Die Pfändung ist eine Vollstreckungshandlung des Gläubigers gegen einen Schuldner. Der Gläubiger muss sich bei der Zwangsvollstreckung in das Vermögen des Schuldners der hierzu berufenen staatlichen Vollstreckungorgane bedienen. Er darf nicht zur Selbsthilfe greifen.

Voraussetzung ist, dass der Gläubiger im Besitz eines vollstreckbaren Titels ist. Ein vollstreckbarer Titel ist

  • ein Gerichtsurteil,
  • Vollstreckungsbescheid,
  • notarielle Unterwerfungserklärung, oder ein
  • Zuschlagsbeschluss in der Zwangsversteigerung.

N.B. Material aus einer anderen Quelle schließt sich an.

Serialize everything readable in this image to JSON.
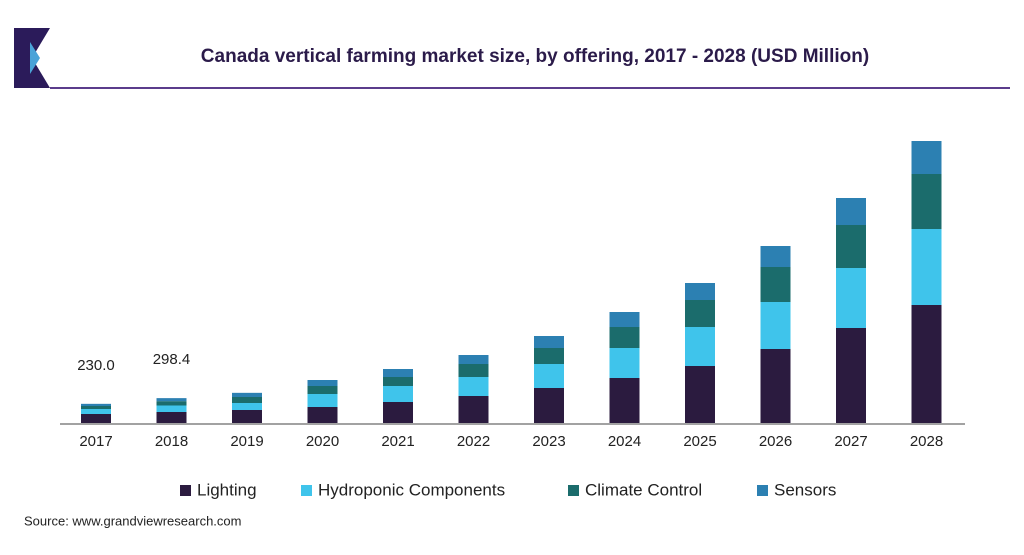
{
  "chart_data": {
    "type": "stacked_bar",
    "title": "Canada vertical farming market size, by offering, 2017 - 2028 (USD Million)",
    "categories": [
      "2017",
      "2018",
      "2019",
      "2020",
      "2021",
      "2022",
      "2023",
      "2024",
      "2025",
      "2026",
      "2027",
      "2028"
    ],
    "series": [
      {
        "name": "Lighting",
        "color": "#2b1b3f",
        "values": [
          108,
          132,
          156,
          192,
          252,
          324,
          420,
          540,
          684,
          888,
          1140,
          1416
        ]
      },
      {
        "name": "Hydroponic Components",
        "color": "#3fc4eb",
        "values": [
          60,
          78,
          84,
          156,
          192,
          228,
          288,
          360,
          468,
          564,
          720,
          912
        ]
      },
      {
        "name": "Climate Control",
        "color": "#1b6c6c",
        "values": [
          36,
          52,
          72,
          96,
          108,
          156,
          192,
          252,
          324,
          420,
          516,
          660
        ]
      },
      {
        "name": "Sensors",
        "color": "#2c80b2",
        "values": [
          26,
          36.4,
          50,
          72,
          96,
          108,
          144,
          180,
          204,
          252,
          324,
          396
        ]
      }
    ],
    "totals": [
      230,
      298.4,
      null,
      null,
      null,
      null,
      null,
      null,
      null,
      null,
      null,
      null
    ],
    "total_labels": [
      "230.0",
      "298.4",
      null,
      null,
      null,
      null,
      null,
      null,
      null,
      null,
      null,
      null
    ],
    "source": "Source: www.grandviewresearch.com"
  }
}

Zur Vollstreckung muss er den Titel vom Vollstreckungsgericht mit einer Vollstreckungsklausel versehen lassen und den Titel dem Schuldner von Amts wegen zustellen lassen. Vollstreckungorgan ist insbesondere der örtlich zuständige Gerichtsvollzieher. Führt die Pfändung in das Vermögen des Schuldners nicht zum Erfolg, kann der Gläubiger den Schuldner zur Abgabe der eidesstattlichen Versicherung über seine Vermögensverhältnisse veranlassen.

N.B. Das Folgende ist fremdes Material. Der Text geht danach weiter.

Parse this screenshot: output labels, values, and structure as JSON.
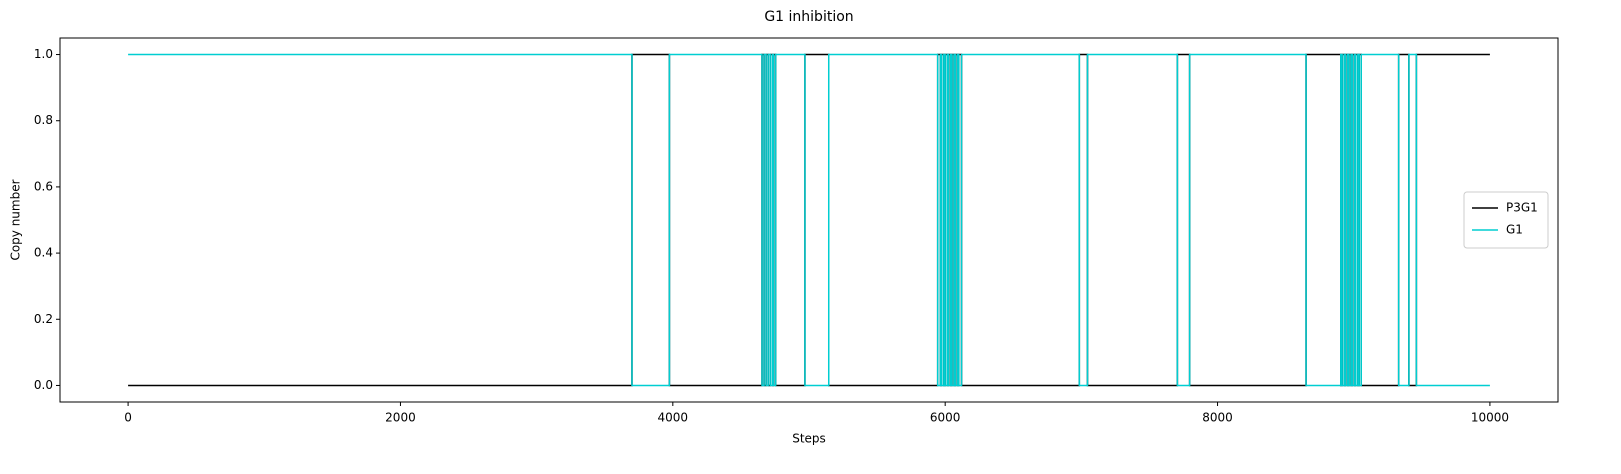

Will der Gläubiger ein Bankkonto pfänden, muss er beim Vollstreckungsgericht auf der Grundlage des Titels einen Pfändungs- und Überweisungsbeschluss beantragen und der Bank zustellen. Das Gleiche gilt, wenn Arbeitseinkommen gepfändet wird. Bank und Arbeitgeber gelten dann als Drittschuldner und müssen die gepfändeten Beträge auszahlen.

Der Pfändungsschutz des Schuldners ist umfangreich in §§ 850 ZPO geregelt.